The rest of the drive was as scenic as I had remembered New Mexico. On the way out I had driven through the southern part of the state, and now I drove through the northern part, and both were equally scenic. The sun had set right before I approached Albuquerque and I was able to enjoy the city lights as I dipped down into the city that sits in a valley between mountains. When I reached Santa Fe it was dinner time and I really wanted to eat at a Carl’s Jr. Turns out I should have stopped in Albuquerque because none of Santa Fe’s services are right along the highway. You have to drive a ways to get to restaurants and fuel once you exit the highway. When I reached Carl’s Jr I had the most wonderful spicy chicken sandwich ever for only $1.29, and they supply jalapenos for you to put on the sandwich. Mmm.

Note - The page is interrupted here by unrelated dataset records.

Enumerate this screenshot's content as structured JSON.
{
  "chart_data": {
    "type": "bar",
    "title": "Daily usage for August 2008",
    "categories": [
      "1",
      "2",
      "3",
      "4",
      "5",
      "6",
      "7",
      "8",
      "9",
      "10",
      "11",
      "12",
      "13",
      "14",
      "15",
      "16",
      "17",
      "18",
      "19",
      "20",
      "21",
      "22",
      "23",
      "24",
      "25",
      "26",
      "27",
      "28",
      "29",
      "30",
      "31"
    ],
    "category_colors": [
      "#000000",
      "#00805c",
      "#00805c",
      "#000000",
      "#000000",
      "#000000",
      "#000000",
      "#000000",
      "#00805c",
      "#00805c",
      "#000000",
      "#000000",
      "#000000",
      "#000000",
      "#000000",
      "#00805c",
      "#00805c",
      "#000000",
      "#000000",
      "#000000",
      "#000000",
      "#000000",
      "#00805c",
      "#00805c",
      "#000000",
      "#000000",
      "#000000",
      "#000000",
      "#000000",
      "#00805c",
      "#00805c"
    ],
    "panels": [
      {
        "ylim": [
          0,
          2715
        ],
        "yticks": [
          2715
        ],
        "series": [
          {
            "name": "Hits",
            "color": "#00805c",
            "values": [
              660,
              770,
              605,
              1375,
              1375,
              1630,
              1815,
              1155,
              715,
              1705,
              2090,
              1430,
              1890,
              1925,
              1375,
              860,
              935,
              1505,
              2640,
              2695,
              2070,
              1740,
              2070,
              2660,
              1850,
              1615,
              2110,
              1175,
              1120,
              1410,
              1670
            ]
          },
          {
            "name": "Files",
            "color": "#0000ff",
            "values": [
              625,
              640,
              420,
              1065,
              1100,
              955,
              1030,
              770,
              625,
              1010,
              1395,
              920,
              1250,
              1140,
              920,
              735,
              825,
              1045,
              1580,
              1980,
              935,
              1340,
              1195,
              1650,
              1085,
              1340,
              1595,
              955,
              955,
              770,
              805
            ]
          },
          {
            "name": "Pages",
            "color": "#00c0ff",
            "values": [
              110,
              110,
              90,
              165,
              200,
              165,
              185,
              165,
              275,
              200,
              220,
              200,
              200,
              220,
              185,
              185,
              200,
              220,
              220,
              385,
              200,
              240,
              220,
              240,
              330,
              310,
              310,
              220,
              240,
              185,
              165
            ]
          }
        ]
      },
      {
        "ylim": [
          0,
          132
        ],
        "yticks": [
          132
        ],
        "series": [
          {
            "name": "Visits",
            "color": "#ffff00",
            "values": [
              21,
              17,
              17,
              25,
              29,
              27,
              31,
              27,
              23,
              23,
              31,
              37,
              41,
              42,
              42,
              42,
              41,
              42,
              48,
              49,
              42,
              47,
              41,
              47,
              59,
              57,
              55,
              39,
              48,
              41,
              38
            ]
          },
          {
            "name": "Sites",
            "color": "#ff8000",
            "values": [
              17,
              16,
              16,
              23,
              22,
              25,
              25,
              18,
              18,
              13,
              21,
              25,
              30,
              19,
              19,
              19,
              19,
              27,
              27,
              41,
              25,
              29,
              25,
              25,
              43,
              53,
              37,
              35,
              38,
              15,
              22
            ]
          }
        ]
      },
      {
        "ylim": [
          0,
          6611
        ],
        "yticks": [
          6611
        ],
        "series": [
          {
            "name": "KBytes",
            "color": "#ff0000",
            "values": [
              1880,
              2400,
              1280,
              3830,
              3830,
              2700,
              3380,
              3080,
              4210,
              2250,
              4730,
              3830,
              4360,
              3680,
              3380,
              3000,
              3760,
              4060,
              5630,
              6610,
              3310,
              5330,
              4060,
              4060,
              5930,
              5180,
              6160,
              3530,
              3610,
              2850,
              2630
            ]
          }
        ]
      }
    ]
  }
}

I was only about 30 miles away from my hotel when it began to snow. The flakes were big and forced me to slow down quite a bit to be able to drive safely. I start cursing the snow. It doesn’t matter how far away I was from home, the snow seemed determine to get in my way.
I arrived safely at my hotel and was able to swim in the pool for a while, and relax in the hot tub, in solitude. It was nice to be able to relax at a hotel for a change. The previous hotels I had stayed at in the journey had simply been a place to sleep before I headed out on a journey, this time I was able to relax. Tomorrow I would be able to relax more on my drive home, stopping at a volcano on the way.
Today I had planned simply to get from point A to point B, but ended up touring the famous Meteor Crater and spending some time on the corner of Winslow Arizona.
Today was a day of spontaneity, but tomorrow had a planned stop that I was very excited to see. I had never been on top of a volcano, but that was exactly what I was going to do. Capulin Volcano National Monument.